UBS outlines six ways to invest in Europe

  • April 12, 2025

Investing.com -- UBS Global Research analysts have examined the European equity market and identified several key drivers for investors.

While maintaining a neutral stance on the region as a whole, the firm notes the emergence of single stock opportunities spurred by potential macro and structural catalysts.

These catalysts include the possibility of a more pro-growth German government, a potential ceasefire or peace agreement between Russia and Ukraine, an improving outlook for manufacturing activity, and trade tariff discussions between the US and EU that could lead to increased defense spending in Europe.

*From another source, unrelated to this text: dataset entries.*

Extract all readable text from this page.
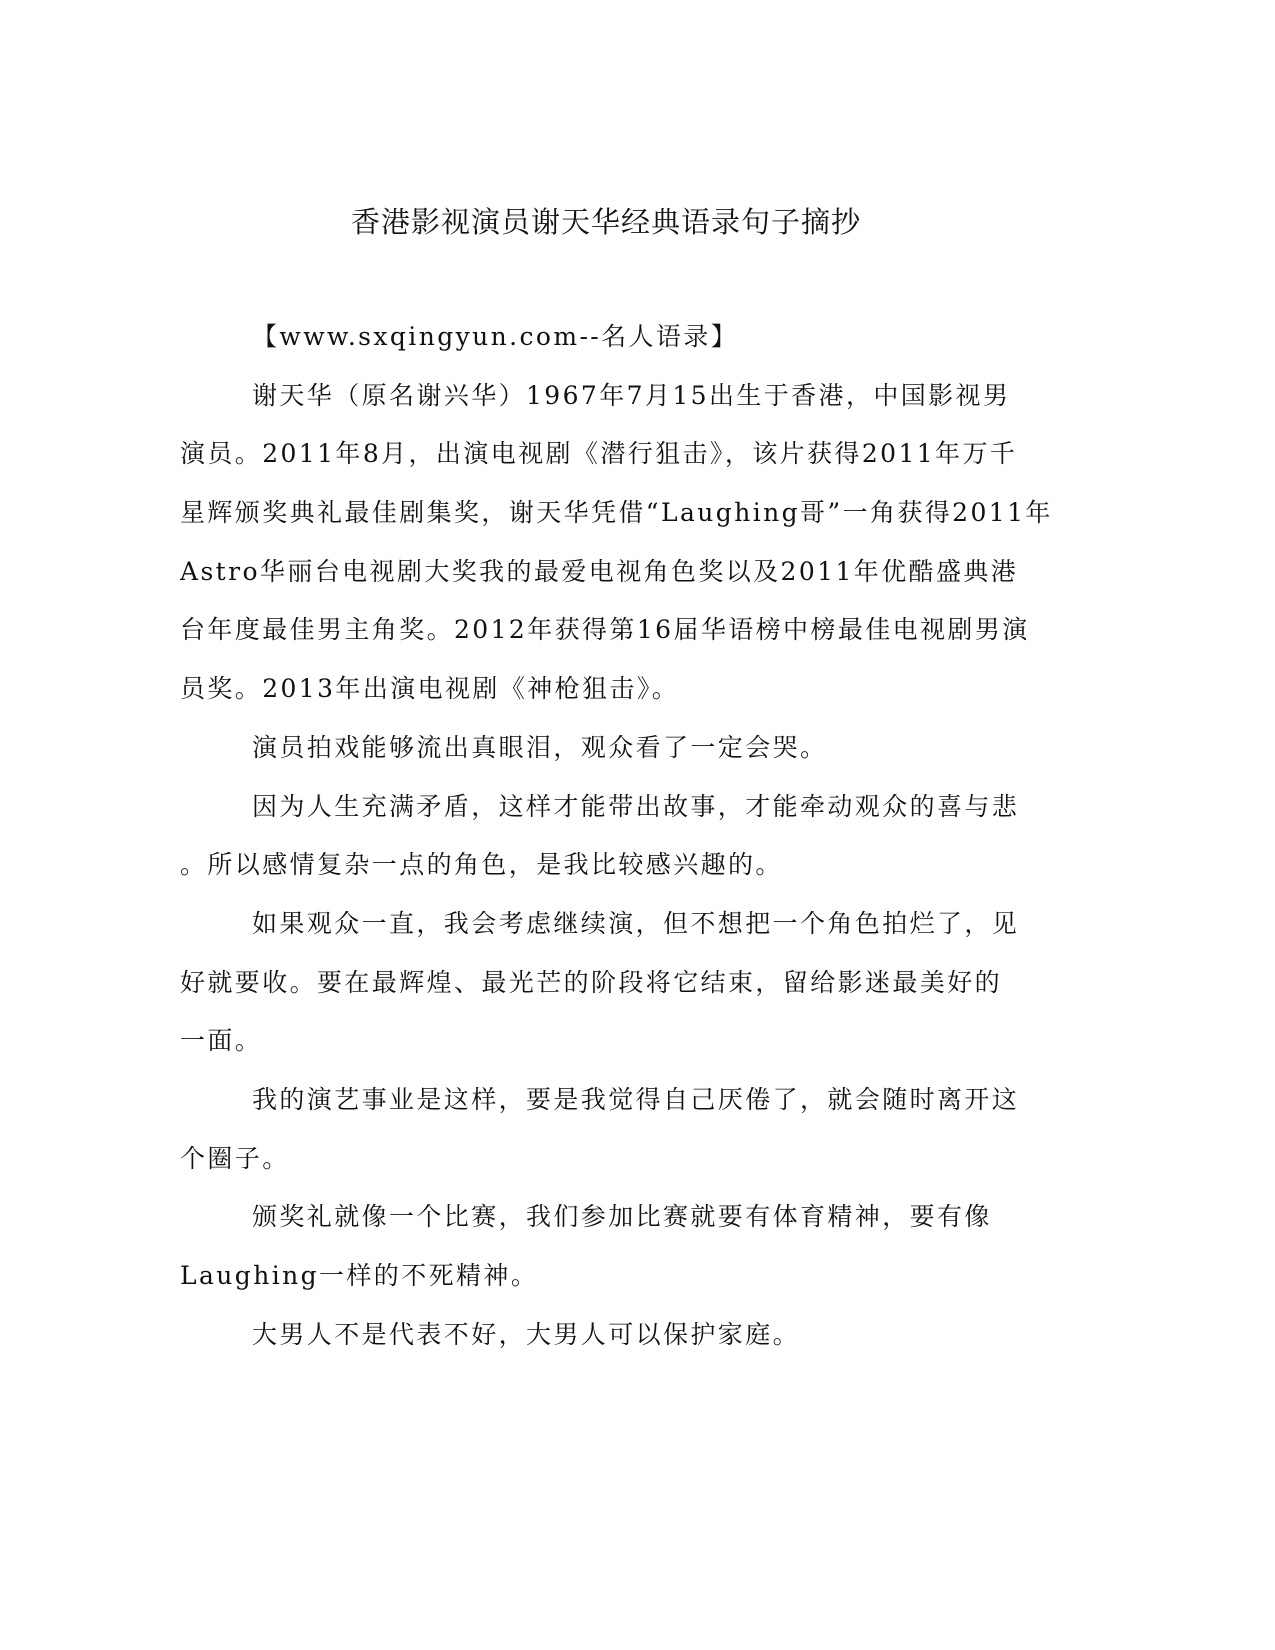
香港影视演员谢天华经典语录句子摘抄
【www.sxqingyun.com--名人语录】
谢天华（原名谢兴华）1967年7月15出生于香港，中国影视男
演员。2011年8月，出演电视剧《潜行狙击》，该片获得2011年万千
星辉颁奖典礼最佳剧集奖，谢天华凭借“Laughing哥”一角获得2011年
Astro华丽台电视剧大奖我的最爱电视角色奖以及2011年优酷盛典港
台年度最佳男主角奖。2012年获得第16届华语榜中榜最佳电视剧男演
员奖。2013年出演电视剧《神枪狙击》。
演员拍戏能够流出真眼泪，观众看了一定会哭。
因为人生充满矛盾，这样才能带出故事，才能牵动观众的喜与悲
。所以感情复杂一点的角色，是我比较感兴趣的。
如果观众一直，我会考虑继续演，但不想把一个角色拍烂了，见
好就要收。要在最辉煌、最光芒的阶段将它结束，留给影迷最美好的
一面。
我的演艺事业是这样，要是我觉得自己厌倦了，就会随时离开这
个圈子。
颁奖礼就像一个比赛，我们参加比赛就要有体育精神，要有像
Laughing一样的不死精神。
大男人不是代表不好，大男人可以保护家庭。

The "Six ways to invest in Europe" list is structured around six equity drivers that stem from these catalysts.

The report suggests that investors could choose to invest in one or more of these drivers. However, it advises that a diversified investment strategy across all six segments may be the best approach to optimize the balance between risk and returns.

Several specific areas and companies are highlighted in the UBS report as potentially benefiting from these catalysts.

The potential for pro-growth fiscal policies and less restrictive regulations in Germany, along with tax cuts, lower energy costs, and increased consumer confidence, is expected to benefit the industrial, real estate, and material sectors.

Additionally, the report points to the rise in security investments and defense spending in Europe as another key driver. Europe’s defense sector is considered particularly attractive, with strong structural growth drivers.

In the event of a ceasefire in the Russia-Ukraine conflict, the rebuilding of Ukraine and the subsequent economic recovery in Eastern Europe could create long-term opportunities for infrastructure and materials companies.

Lower energy costs, potentially resulting from improved political relations and the restoration of Russian gas flows, could also stimulate European economic growth by reducing costs for both companies and consumers. The industrials, chemicals, and automotive sectors are among those that could benefit from this.

Finally, the report acknowledges the ongoing risks associated with global trade tensions. In this context, European companies with limited trade risks and strong pricing power are seen as attractive, particularly select stocks in industries such as telecommunications, real estate, utilities, financials, and health care, which tend to be less exposed to tariffs.